Tears blur my vision, but they’re different from the ones I used to shed when everything ended three months ago.
“I love you, too,” I whisper, “not because you got sober or found a job or proved anything to anyone. But because you’re you. You’re finding out who you want to be.”
His hand tightens on mine, and I see tears in his eyes, too. Storm-gray swimming with emotion that needs no measuring, no counting, no careful control.
“We’re quite a pair, aren’t we?” His voice is rough with feeling. “The OCD girl who learned to live without gloves and the alcoholic heir who learned to live without bourbon. Both of us were so afraid of not fitting into our own worlds that we almost missed being real.”
“But we didn’t miss it,” I say, understanding blooming like a slow and steady dawn. “We just … needed time. Needed growth. We needed to learn how to love ourselves before we could love each other properly.”

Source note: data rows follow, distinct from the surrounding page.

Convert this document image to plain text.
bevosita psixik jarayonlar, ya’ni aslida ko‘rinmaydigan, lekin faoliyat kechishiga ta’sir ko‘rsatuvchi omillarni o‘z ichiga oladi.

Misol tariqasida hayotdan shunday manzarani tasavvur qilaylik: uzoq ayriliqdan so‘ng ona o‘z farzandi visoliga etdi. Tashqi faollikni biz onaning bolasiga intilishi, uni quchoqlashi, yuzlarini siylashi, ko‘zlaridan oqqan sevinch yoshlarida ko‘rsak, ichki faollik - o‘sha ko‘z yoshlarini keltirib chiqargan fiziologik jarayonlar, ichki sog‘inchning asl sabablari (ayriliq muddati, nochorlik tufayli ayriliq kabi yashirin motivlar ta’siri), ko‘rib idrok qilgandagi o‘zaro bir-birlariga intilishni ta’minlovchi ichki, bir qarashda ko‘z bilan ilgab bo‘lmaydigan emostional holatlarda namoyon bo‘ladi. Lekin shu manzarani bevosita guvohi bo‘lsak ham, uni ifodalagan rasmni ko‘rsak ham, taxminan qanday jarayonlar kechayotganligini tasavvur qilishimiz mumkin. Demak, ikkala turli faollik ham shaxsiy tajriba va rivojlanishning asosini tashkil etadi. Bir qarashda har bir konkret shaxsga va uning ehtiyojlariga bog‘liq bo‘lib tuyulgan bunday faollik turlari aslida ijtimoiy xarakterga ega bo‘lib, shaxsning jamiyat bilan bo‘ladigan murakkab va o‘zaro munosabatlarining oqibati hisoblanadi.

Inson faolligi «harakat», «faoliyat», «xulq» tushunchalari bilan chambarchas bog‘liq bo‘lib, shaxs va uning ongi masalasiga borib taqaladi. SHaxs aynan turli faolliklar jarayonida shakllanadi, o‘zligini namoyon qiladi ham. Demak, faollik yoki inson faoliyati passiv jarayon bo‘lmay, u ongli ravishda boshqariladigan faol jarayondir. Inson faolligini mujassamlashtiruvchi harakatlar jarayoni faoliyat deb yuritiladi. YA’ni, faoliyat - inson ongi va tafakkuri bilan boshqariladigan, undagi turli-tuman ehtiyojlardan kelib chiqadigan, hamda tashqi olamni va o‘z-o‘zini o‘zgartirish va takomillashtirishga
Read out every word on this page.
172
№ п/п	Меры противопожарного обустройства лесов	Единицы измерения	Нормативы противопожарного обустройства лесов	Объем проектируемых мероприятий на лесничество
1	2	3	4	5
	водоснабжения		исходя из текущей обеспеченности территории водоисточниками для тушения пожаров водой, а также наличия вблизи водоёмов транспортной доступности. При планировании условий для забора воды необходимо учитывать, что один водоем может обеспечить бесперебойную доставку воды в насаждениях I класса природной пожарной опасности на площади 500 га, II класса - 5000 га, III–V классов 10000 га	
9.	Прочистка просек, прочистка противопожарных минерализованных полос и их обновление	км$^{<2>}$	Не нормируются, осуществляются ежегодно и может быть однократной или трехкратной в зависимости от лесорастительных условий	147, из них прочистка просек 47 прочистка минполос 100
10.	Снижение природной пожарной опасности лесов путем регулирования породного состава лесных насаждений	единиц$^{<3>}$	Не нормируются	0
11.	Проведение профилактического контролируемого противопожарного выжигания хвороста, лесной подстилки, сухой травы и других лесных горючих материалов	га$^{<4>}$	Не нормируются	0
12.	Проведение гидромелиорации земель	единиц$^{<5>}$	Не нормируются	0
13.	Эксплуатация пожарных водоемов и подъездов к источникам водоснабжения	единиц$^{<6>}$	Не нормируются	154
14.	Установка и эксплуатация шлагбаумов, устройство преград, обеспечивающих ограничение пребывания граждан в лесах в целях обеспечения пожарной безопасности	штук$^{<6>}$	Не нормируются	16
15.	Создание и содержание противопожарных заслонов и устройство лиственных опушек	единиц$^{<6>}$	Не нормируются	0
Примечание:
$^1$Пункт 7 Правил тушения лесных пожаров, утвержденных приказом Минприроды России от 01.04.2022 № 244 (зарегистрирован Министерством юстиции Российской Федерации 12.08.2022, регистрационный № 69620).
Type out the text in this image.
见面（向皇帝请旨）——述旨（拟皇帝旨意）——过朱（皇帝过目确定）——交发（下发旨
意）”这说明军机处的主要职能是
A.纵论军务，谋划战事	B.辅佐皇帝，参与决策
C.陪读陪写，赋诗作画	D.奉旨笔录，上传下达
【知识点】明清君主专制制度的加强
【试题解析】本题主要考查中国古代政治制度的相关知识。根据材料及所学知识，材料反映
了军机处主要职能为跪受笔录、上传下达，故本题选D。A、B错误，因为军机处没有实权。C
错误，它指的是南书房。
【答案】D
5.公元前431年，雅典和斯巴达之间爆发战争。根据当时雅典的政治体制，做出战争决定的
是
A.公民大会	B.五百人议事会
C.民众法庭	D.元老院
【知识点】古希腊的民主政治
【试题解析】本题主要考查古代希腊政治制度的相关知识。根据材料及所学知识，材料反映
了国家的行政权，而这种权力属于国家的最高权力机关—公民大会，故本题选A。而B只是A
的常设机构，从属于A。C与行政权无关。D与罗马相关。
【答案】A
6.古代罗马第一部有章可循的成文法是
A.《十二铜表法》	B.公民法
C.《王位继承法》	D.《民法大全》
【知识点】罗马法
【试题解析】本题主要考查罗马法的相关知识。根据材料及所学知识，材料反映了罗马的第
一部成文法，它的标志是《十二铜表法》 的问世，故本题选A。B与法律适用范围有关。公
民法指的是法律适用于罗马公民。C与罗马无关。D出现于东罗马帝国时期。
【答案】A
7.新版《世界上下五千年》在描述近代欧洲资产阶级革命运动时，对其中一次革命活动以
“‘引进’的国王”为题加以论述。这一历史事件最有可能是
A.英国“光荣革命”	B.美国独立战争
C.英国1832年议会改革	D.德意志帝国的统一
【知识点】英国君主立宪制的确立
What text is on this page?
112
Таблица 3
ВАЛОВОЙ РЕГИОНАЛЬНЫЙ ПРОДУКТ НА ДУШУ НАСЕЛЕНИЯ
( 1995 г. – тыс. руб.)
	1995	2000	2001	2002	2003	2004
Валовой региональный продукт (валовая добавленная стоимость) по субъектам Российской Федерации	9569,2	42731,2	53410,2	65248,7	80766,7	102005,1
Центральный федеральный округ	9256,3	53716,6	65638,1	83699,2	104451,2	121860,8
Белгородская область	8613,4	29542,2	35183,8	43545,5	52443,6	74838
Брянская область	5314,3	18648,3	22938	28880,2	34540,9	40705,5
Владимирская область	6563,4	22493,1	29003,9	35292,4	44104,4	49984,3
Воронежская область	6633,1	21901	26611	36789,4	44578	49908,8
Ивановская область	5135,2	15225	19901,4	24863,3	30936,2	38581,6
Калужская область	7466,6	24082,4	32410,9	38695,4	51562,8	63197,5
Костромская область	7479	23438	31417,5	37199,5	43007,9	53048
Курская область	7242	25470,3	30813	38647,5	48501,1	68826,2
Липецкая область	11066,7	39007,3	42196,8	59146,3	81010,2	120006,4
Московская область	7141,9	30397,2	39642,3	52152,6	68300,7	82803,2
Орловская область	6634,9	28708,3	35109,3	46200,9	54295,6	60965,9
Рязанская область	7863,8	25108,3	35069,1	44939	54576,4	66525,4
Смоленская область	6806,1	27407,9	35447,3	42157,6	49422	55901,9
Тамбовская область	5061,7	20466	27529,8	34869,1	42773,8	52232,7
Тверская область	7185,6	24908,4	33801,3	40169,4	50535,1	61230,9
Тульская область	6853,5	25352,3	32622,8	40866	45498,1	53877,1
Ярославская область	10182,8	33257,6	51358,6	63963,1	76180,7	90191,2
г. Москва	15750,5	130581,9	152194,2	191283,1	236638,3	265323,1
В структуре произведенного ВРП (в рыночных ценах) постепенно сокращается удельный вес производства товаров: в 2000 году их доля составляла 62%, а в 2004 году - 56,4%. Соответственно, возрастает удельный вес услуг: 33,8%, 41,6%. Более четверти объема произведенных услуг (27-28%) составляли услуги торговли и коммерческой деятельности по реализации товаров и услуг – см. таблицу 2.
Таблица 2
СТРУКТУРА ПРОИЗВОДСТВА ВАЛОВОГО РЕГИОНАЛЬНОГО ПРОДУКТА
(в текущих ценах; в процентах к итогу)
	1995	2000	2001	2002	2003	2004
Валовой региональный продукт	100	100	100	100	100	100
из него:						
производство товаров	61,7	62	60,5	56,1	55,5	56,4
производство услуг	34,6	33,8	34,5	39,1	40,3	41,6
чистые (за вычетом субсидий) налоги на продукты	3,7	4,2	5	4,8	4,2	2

“Yeah.” He lifts our joined hands, pressing a kiss to my bare knuckles. The contact sends shivers down my spine, but not from fear. Never from fear, not with him. Not anymore. “So what do you say, Salem? Ready to be real with me? No arrangements, no pretense, no careful performances. Just us, with all our patterns and chaos and perfectly imperfect pieces?”
I look at our hands, at his clear eyes, at everything possible stretching before us like an uncounted future.
“Yes,” I say simply, meaning it more than anything I’ve ever said. “Just us. Real us. Whatever that means.”